Kâhintepe ’de üç sezondur devam eden çalışmalarda, Karadeniz bölgesinin bilinmeyen tarihöncesi dönemlerini öğrenebilmemiz için çok önemli keşiflere imza atıldı.
KARADENİZ’DE BÜYÜK KEŞİF!
Bilim insanları, Kastamonu’nun Araç ilçesi yakınlarında, Göbeklitepe ile aynı döneme ait kalıntılar bulundu. Peki, bu çok önemli arkeolojik keşif Anadolu ve dünya tarihi için ne anlama geliyor? Kâhintepe kazısı danışmanı Dr. Nurperi Ayengin, Atlas için yazdı.

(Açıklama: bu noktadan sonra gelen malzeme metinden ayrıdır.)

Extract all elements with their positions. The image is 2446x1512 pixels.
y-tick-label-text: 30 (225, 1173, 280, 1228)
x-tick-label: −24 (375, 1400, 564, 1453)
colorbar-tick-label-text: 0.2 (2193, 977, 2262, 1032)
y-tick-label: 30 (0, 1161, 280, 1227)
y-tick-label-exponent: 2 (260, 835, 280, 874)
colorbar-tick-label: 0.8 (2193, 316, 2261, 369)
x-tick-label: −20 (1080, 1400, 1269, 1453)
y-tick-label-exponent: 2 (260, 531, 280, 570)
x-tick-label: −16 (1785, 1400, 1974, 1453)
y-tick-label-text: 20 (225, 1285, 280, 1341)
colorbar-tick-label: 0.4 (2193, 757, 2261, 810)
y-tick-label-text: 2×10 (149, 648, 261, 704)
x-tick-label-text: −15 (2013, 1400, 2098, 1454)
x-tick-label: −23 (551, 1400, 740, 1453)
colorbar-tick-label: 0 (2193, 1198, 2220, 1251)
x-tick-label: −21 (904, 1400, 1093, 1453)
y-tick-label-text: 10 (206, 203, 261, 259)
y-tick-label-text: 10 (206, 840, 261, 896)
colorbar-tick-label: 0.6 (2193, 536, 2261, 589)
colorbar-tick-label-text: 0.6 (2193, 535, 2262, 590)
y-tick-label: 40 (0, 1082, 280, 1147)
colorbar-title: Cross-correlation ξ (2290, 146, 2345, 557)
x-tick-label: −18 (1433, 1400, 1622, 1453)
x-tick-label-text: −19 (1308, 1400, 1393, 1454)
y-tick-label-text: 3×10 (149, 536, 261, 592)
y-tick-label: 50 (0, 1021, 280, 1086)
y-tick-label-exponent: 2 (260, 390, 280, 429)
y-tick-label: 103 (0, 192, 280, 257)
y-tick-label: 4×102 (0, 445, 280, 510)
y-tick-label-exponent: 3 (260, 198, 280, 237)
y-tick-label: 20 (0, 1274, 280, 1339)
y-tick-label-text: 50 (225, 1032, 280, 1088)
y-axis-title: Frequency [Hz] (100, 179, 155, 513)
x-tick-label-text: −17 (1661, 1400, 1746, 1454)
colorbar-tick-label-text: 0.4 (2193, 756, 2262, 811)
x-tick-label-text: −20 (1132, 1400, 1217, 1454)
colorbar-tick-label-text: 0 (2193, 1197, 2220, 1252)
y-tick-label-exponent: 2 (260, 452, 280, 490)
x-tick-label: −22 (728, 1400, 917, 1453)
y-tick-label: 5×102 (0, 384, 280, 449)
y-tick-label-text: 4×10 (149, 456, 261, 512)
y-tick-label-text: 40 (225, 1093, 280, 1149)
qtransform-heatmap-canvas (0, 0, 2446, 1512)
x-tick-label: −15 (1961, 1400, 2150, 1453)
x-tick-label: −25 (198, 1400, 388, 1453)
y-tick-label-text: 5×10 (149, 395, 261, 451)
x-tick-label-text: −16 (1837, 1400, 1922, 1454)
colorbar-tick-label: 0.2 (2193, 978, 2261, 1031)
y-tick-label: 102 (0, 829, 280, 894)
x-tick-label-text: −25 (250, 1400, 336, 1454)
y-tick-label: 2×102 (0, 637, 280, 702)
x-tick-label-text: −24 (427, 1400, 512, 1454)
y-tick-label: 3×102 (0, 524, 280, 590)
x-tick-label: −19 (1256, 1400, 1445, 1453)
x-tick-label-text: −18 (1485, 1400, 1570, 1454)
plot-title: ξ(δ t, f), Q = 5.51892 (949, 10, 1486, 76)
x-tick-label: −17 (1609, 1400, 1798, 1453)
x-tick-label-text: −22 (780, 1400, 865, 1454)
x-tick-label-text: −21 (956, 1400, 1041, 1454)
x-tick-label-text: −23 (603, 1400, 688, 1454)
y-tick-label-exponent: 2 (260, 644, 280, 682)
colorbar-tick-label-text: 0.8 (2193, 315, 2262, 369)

YAZI: DR. NURPERİ AYENGİN (Düzce Üniversitesi Fen Edebiyat Fakültesi Arkeoloji Bölümü Protohistorya ve Önasya Arkeolojisi Ana Bilim Dalı Başkanı)
FOTOĞRAFLAR: KÂHİNTEPE KAZI ARŞİVİ
Karadeniz Bölgesi’nde bugüne dek akeramik neolitik döneme tarihlenen bir yerleşim ya da tapınım alanı bulunamamıştı. Anadolu’nun bu döneminin sembolizm ve dinsel uygulamaları hakkında bize bilgi veren yerleşimler Güneydoğu’daki Çayönü, Nevali Çori, Göbeklitepe ve İç Anadolu’daki Aşıklı Höyük’ten bilinmekteydi. Bu açıdan Kâhintepe’de üç sezondur yaptığımız çalışmalar Karadeniz’in bilinmeyen tarihöncesi dönemlerini öğrenebilmemiz için çok önemli. Bu projeyle dönemin dini inanışı, sosyal yapısı ve kültürünün nasıl olduğu sorularına cevap arıyoruz.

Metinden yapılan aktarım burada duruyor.